By 2027, the new estimate of IMF It is an expansion of 2.2% to the country’s GDP, 0.2 points more than in the April World Economic Outlook report. Global GDP is expected to grow 3% this year and 3.4% next year, according to the Fund.
In the document, the IMF says growth in Brazil will “remain resilient” this year, but will “reduce a bit” in 2027. Part of the review is justified because the Fund evaluates that oil exporters who are outside the conflict zone in the Middle East, if Brazilian, have been favored by the improvement in terms of trade.
At a press conference to detail the report, the deputy director of the IMF Research Department, Petya Koeva Brooks, evaluated as “significant” the adjustment in the forecast for the Brazilian economy.
“Naturally, Brazil’s status as an oil exporter, greater support for fiscal policy and solid private consumption explain the upward revision of the projections,” he said. Brooks, adding that strong cultivation also contributed to growth in the first quarter.
In the first three months of 2026, Brazilian GDP grew 1.1% compared to the immediately preceding three months, in the strongest quarterly result in a year.
The projection of IMF for this year it is more optimistic than that of the economists surveyed by the Central Bank in the Focus survey. Last Monday, the average projection pointed to an expansion of 1.99% of Brazilian GDP this year and 1.69% next year.
In May, the Ministry of Finance maintained the forecast that the Brazilian economy will grow by 2.3% in 2026, supported by the expansion of industry and services, despite an expected slowdown in agriculture.
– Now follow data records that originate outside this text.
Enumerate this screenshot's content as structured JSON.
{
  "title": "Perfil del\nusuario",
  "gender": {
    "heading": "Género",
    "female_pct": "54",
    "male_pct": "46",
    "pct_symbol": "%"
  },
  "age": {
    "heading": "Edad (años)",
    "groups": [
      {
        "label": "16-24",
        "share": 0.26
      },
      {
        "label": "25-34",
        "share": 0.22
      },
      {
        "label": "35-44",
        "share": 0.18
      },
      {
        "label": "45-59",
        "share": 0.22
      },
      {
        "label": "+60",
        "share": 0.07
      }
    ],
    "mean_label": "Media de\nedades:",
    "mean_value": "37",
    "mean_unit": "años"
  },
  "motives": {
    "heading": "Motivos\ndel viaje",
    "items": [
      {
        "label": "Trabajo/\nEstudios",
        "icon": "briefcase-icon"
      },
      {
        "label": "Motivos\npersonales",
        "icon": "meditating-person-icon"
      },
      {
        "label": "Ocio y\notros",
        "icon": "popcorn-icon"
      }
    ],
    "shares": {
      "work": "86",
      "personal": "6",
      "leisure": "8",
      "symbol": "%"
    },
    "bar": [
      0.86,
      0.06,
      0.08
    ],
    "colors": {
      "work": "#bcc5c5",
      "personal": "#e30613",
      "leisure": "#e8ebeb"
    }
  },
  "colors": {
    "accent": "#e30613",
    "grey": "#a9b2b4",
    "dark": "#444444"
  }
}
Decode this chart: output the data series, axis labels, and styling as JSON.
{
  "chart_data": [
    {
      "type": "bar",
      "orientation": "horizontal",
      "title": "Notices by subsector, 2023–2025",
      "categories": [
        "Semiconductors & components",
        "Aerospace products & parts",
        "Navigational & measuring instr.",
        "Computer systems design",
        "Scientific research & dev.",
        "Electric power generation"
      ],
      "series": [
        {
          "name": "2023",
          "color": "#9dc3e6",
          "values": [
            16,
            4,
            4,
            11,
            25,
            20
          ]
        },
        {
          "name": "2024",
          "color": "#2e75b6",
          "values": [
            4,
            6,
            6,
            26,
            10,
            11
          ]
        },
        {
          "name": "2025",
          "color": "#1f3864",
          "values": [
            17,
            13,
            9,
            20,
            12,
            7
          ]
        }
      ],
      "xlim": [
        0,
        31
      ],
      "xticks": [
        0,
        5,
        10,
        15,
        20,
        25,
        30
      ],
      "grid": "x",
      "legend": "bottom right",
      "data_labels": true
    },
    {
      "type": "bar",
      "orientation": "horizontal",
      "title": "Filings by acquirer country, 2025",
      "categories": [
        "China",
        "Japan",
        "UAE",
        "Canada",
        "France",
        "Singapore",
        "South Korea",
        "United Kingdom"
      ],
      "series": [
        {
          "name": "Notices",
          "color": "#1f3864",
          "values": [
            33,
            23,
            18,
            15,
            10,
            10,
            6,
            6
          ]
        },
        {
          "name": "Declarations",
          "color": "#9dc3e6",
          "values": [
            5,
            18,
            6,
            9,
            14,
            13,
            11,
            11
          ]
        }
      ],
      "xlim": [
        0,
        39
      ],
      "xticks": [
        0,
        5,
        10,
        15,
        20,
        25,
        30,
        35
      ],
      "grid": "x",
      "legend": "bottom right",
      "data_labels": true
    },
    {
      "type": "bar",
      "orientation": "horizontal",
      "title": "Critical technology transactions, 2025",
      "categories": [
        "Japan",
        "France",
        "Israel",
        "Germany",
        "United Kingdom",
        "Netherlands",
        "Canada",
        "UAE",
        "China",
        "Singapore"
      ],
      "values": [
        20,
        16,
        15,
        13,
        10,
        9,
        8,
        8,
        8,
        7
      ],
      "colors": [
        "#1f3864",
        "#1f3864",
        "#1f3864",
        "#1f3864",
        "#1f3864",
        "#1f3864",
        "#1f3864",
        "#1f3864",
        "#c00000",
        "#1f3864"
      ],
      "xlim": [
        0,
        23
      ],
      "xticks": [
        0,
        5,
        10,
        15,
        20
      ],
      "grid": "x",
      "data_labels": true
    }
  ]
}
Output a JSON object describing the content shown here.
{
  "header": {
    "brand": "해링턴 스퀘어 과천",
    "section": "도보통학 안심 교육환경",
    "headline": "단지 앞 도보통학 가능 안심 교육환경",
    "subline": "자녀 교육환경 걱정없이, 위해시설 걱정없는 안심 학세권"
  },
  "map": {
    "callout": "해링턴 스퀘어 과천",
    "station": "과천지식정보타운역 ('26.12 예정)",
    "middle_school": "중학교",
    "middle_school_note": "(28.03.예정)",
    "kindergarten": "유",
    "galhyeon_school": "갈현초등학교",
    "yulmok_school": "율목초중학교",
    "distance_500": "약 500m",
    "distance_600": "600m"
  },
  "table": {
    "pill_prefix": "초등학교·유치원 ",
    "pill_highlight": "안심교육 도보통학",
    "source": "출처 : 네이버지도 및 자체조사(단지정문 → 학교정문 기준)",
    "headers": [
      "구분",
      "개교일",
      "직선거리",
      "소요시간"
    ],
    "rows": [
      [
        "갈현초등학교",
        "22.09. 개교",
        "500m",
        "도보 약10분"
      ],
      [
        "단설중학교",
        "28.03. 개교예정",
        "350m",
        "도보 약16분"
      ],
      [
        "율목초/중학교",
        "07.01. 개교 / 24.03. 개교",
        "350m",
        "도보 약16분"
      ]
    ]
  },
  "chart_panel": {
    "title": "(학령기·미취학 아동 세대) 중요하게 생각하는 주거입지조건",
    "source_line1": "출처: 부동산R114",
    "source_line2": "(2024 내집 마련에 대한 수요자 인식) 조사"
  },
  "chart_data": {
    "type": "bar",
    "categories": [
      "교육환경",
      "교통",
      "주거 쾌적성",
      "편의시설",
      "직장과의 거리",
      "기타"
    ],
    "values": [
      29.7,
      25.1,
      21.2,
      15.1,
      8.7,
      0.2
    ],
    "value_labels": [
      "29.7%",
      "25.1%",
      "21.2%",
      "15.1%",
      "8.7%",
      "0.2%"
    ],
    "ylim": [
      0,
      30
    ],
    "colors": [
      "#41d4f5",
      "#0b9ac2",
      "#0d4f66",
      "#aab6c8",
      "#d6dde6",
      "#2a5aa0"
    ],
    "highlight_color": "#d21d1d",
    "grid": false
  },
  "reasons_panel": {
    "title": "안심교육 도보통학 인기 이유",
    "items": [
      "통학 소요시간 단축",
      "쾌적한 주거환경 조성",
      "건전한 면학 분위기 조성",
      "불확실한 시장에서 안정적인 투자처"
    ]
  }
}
The Minister of Finance, Dario Durigan He anticipated last week that the IMF would revise the forecast for the Brazilian economy this year.
In another report published last Wednesday, the IMF there was already declared that the Brazilian economy remained “remarkably resilient” in the face of multiple shocks. The Fund projected that after the slowdown in 2025, Brazil’s growth will recover this year and reach around 2.5% in the medium term.
For the Latin America and Caribbean region, Wednesday’s WEO predicts that growth will stabilize at 2.4% this year, rising moderately to 2.7% in 2027, with “heterogeneous dynamics across countries.”